Еще Михаил верил, что теперь, когда закончилась война, жизнь постепенно наладится, станут и у нас делать хорошие станки, появится и передовая технология, и не только в отдельных местах, но и во всей промышленности. Иначе просто не может быть. Но взгляды свои Малышев придерживал при себе: скажи кому-нибудь, сочтут маловером, поклонником Запада и этим, как его? — космополитом, а тогда не только институт, школу закончить не мечтай.
Вышел Дитерикс в новом темно-синем бостоновом костюме и при новом, синем же, галстуке. И башмаки тоже новые, сияют как кусок антрацита. Так, с таким шиком, одеться могут немногие: директор завода генерал Охлопков, парторг ЦК Горилый… ну, еще человек пять-шесть из самого большого начальства, кто такие костюмы получает по специальным талонам прямо на центральной базе. Дитерикс свой костюм тоже получил по талону: единственный немец на всю округу должен выглядеть прилично, потому что это уже момент сугубо политический. Так ему объяснили в парткоме, когда Дитерикс попытался от талона отказаться. Костюм этот он надевает всего второй раз. А первый раз — на Первое Мая.
Франц Дитерикс настолько выглядел нарядным по сравнению со своими товарищами, что тут же сам это заметил и смутился, не зная, что теперь делать. Действительно, на Малышеве были потертые, заштопанные во многих местах штаны, сшитые то ли из брезента, то ли из мешковины, на ногах белые тапочки на босу ногу, плотную, мускулистую фигуру облегает вылинявшая сатиновая безрукавка; на Олесиче разве что штаны поновее да на ногах кожаные сандалии, и тоже на босу ногу.

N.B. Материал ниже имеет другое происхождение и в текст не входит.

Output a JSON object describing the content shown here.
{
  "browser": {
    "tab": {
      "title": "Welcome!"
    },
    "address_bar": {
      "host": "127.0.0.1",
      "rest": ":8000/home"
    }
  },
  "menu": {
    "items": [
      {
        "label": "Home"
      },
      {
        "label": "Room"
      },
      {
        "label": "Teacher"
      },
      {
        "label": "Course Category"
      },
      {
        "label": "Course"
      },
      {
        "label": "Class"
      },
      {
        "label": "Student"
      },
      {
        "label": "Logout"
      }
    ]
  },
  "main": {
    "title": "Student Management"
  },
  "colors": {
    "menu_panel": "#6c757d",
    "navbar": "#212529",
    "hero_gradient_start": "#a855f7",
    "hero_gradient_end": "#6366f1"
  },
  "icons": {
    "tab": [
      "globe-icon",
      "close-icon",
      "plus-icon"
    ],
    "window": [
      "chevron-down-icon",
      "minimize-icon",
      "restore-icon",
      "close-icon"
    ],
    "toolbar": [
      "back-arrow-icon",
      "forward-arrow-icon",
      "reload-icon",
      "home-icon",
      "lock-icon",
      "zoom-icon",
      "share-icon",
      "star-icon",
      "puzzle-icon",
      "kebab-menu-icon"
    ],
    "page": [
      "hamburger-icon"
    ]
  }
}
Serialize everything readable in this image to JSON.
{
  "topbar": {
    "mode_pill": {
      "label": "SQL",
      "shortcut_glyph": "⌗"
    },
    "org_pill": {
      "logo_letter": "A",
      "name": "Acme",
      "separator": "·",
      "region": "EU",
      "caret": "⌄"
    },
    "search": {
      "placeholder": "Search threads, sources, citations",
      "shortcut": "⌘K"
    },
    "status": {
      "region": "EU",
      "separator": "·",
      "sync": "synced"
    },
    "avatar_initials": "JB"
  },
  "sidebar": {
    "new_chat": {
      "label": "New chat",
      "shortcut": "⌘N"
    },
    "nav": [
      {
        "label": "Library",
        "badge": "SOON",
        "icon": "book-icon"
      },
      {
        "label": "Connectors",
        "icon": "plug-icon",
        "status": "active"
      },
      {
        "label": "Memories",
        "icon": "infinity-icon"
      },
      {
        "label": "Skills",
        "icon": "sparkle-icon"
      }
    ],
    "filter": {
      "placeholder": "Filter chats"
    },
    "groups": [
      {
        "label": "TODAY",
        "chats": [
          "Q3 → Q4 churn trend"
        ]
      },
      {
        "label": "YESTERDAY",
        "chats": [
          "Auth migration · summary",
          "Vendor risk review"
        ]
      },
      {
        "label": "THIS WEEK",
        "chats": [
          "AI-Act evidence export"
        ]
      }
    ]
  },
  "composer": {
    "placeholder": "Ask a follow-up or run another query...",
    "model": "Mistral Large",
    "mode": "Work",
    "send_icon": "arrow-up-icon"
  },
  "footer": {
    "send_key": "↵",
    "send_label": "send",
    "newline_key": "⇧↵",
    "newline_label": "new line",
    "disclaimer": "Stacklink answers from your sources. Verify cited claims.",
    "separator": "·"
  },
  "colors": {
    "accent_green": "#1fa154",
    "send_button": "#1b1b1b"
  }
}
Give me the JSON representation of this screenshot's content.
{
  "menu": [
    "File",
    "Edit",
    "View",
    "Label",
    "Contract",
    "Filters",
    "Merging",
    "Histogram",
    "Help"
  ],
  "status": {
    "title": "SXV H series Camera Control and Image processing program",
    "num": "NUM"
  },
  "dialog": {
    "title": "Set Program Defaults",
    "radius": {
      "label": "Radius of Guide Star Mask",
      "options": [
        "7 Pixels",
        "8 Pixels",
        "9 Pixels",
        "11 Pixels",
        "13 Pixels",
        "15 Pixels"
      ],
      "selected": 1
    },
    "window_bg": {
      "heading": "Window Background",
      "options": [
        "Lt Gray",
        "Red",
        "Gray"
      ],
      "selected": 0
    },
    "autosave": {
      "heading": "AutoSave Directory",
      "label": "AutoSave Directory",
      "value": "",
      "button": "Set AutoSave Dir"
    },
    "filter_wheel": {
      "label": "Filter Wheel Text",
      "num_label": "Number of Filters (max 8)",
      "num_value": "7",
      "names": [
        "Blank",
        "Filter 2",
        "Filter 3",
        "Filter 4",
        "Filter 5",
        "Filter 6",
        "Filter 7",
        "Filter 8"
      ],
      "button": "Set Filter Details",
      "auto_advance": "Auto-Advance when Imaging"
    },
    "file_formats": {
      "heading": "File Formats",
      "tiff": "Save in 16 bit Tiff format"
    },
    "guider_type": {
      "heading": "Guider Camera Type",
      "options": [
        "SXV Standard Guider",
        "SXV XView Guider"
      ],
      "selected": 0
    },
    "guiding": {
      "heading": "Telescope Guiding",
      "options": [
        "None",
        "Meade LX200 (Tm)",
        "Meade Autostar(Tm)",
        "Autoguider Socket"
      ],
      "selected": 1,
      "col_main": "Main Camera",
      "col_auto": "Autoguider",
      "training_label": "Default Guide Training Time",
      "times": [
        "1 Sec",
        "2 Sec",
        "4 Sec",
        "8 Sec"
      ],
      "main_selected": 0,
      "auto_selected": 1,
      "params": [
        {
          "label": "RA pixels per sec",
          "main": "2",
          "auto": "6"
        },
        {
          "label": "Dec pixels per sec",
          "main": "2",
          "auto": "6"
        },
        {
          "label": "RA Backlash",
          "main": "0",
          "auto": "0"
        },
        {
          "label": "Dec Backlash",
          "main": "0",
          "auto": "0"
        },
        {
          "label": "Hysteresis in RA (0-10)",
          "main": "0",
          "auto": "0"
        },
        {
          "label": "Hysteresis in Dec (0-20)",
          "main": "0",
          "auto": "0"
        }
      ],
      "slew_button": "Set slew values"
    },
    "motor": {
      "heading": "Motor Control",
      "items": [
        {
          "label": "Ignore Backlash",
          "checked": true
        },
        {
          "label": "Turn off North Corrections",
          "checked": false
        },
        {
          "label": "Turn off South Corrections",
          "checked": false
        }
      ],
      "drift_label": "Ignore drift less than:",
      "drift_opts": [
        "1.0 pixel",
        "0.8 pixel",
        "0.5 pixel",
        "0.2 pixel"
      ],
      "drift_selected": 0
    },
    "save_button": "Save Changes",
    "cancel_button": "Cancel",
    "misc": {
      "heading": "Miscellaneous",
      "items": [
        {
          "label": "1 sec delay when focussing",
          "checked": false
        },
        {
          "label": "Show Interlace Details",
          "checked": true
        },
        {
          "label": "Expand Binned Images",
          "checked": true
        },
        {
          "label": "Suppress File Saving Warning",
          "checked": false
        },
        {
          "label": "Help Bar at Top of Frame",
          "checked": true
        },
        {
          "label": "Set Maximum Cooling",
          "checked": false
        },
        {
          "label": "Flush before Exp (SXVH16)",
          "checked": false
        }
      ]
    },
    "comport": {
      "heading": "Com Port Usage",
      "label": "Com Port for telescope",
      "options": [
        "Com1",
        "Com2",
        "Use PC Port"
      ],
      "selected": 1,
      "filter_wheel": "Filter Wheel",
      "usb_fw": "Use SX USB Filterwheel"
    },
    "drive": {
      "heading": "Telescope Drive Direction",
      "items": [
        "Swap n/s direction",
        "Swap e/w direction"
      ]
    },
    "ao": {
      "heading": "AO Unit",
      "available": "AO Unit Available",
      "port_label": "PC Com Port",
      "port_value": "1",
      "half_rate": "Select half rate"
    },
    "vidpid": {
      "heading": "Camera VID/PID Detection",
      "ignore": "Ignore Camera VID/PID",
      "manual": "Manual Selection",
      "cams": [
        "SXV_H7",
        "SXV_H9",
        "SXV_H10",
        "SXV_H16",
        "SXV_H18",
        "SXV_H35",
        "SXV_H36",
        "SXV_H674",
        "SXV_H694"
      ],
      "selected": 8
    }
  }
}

— Зд’орово! — воскликнул Малышев, разглядывая Дитерикса. — Тебя, Франц, теперь можно женить. А что: женим, обрусеешь, станешь советским немцем. В газетах про тебя напишут, что вот, мол, перековался, принял самую передовую в мире идею. А? — И Малышев засмеялся, поглядывая на Олесича, который тоже смотрел на Дитерикса восхищенными глазами и мелко похихикивал.
В Малышеве вдруг проснулся чертенок, которому очень хотелось пошалить и подразнить как Олесича, так и Франца Дитерикса. Особенно Олесича, который после рассказанного анекдота напомнил ему особиста из их саперного батальона, тоже любителя анекдотов, над которыми, однако, почему-то не очень хотелось смеяться.
— Как ты смотришь, Аверьяныч? — пошел Малышев уже на ты с Олесичем. — Примем Франца в партию, в Красный крест, в ДОСААФ и всякие другие общества? Бывший сосал домкрат[21] порывает со своей гнилой идеологией и становится завзятым большевиком! Сенсацион на весь… это… как там… коллективвиртшафтион![22] Ха-ха-ха!
Дитерикс, мало что понимая в болтовне Малышева, некоторое время хлопал глазами, догадался наконец, что его костюм не вызывает у его приятелей никаких недружелюбных чувств, при последних словах Малышева тоже расхохотался, запрокинув голову, хлопая себя руками по бедрам. Осторожно, с оглядкой, похихикивал и Олесич.
А Малышева несло:
— Нормально, Франц! Форверст нах майстеркотедже![23] Нехай наши голодранци побачут, яке свитло та ще гарне будущее их ожидает: бостоновый костюмчик и все такое прочее! Форверст, герр Олесич! Эс лебе дайне швайне![24] И упокой ее свинячью душу! — кривлялся Малышев. — Пролетари аллер лэндер, ферайнигт ойх! Рихтиг, Франц?[25]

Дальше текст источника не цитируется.